ActualPreviousRevised
BalanceNZ$510MNZ$-486MNZ$-544M
Imports - M/M4.1%2.4%1.3%
Imports - Y/Y2.1%13.4%12.2%
Exports - M/M-0.1%10.8%8.3%
Exports - Y/Y16.5%28.3%25.6%

Highlights

New Zealand's merchandise trade balance shifted from a deficit of NZ$544 million in January to a surplus of NZ$510 million in February. This shift in the balance is in line with the normal seasonal pattern at the start of the year.

Exports fell 0.1 percent on the month in February after an increase of 8.3 percent in January and increased 16.5 percent on the year after previously advancing 25.6 percent. Exports of fruit, dairy products, and meat all recorded strong increases, offset slightly by a fall in exports of forestry products. With the exception of exports to the United States, the increase in exports was broad-based across major trading partners, with exports to Australia, China, Japan, and the European Union all rising on the year.

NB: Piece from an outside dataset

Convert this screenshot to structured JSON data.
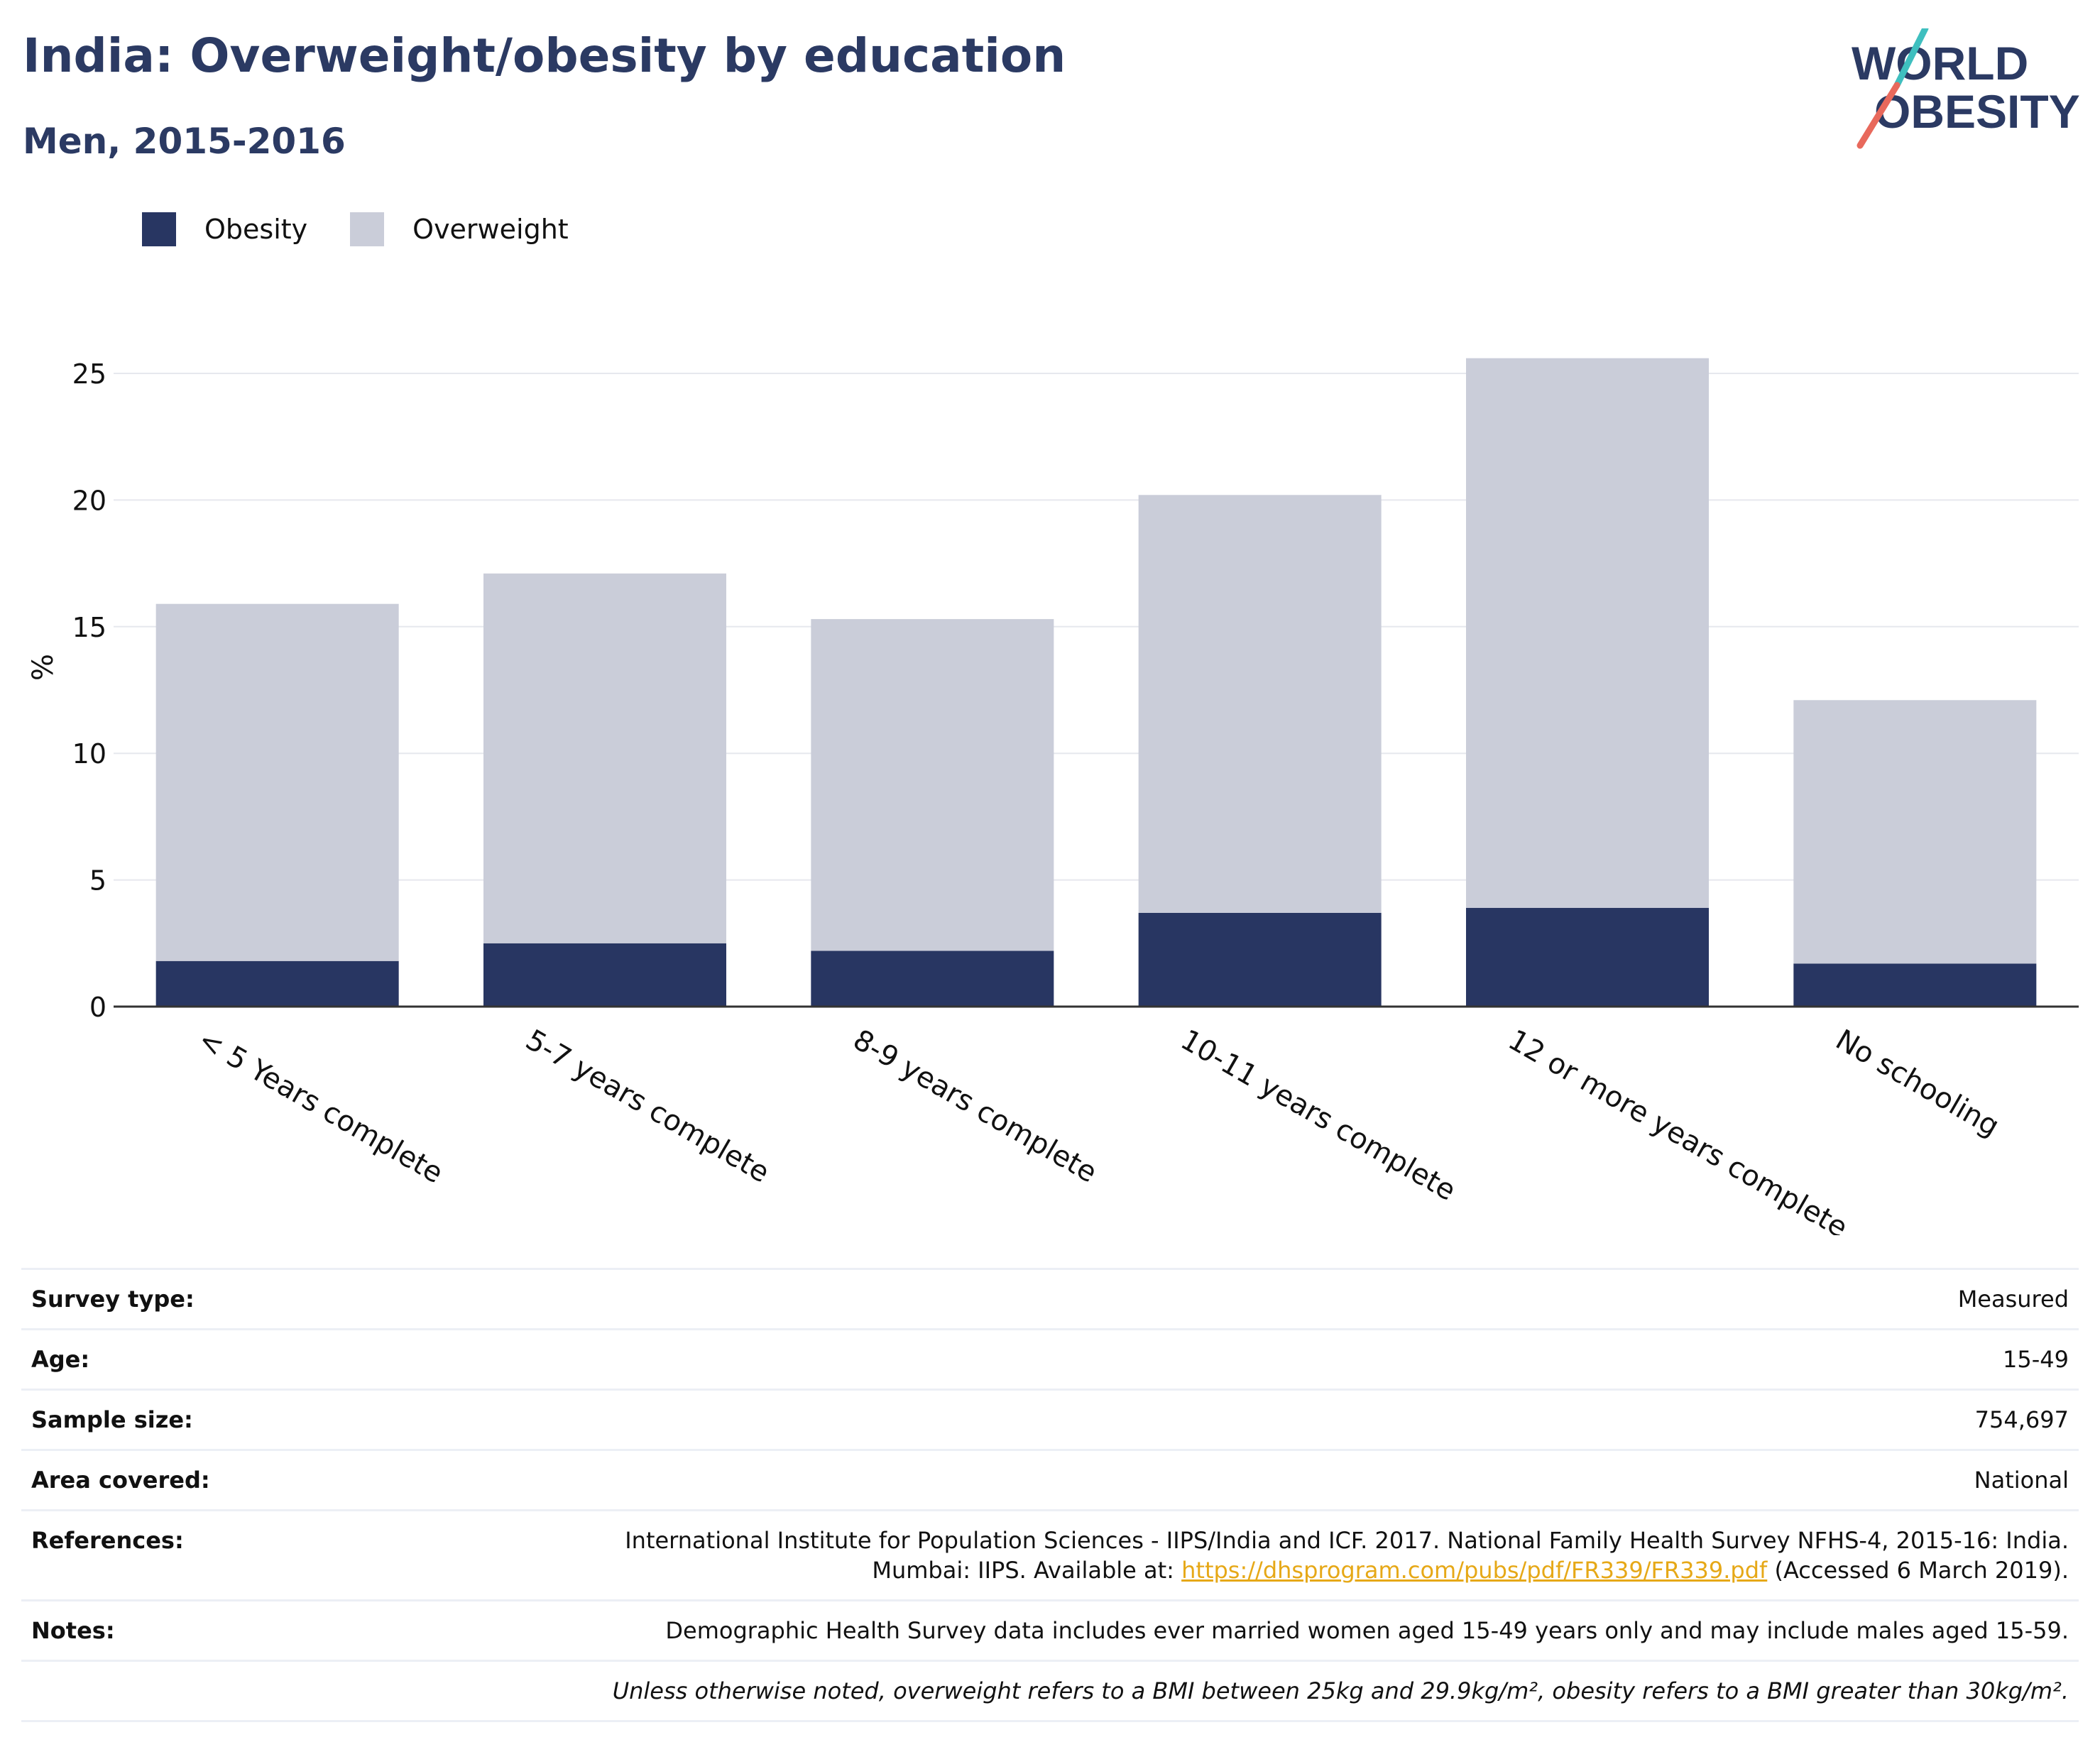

Imports advanced 2.1 percent on the month in February after increasing 1.3 percent in January and rose 2.1 percent on the year after increasing 12.2 percent previously. Petroleum imports and imports of vehicles, parts and accessories fell on the year, but there were strong increases in imports of mechanical machinery and equipment. Imports rose on the year from China and the Unioted States, but imports from Australia, Japan and the European Union all declined.

Definition

The international trade balance measures the difference between imports and exports of both tangible goods and services. Imports may act as a drag on domestic growth and they may also increase competitive pressures on domestic producers. Exports boost domestic production. Trade balance values are calculated by deducting imports (cif) from exports (fob).

Description

Changes in the level of imports and exports, along with the difference between the two (the trade balance) are a valuable gauge of economic trends here and abroad. While these trade figures can directly impact all financial markets, they primarily affect the value of the NZ dollar in the foreign exchange market. Imports indicate demand for foreign goods in New Zealand. Exports show the demand for NZ goods in countries overseas. The currency can be sensitive to changes in the trade deficit run by New Zealand since this trade imbalance creates greater demand for foreign currencies. The bond market is also sensitive to the risk of importing inflation.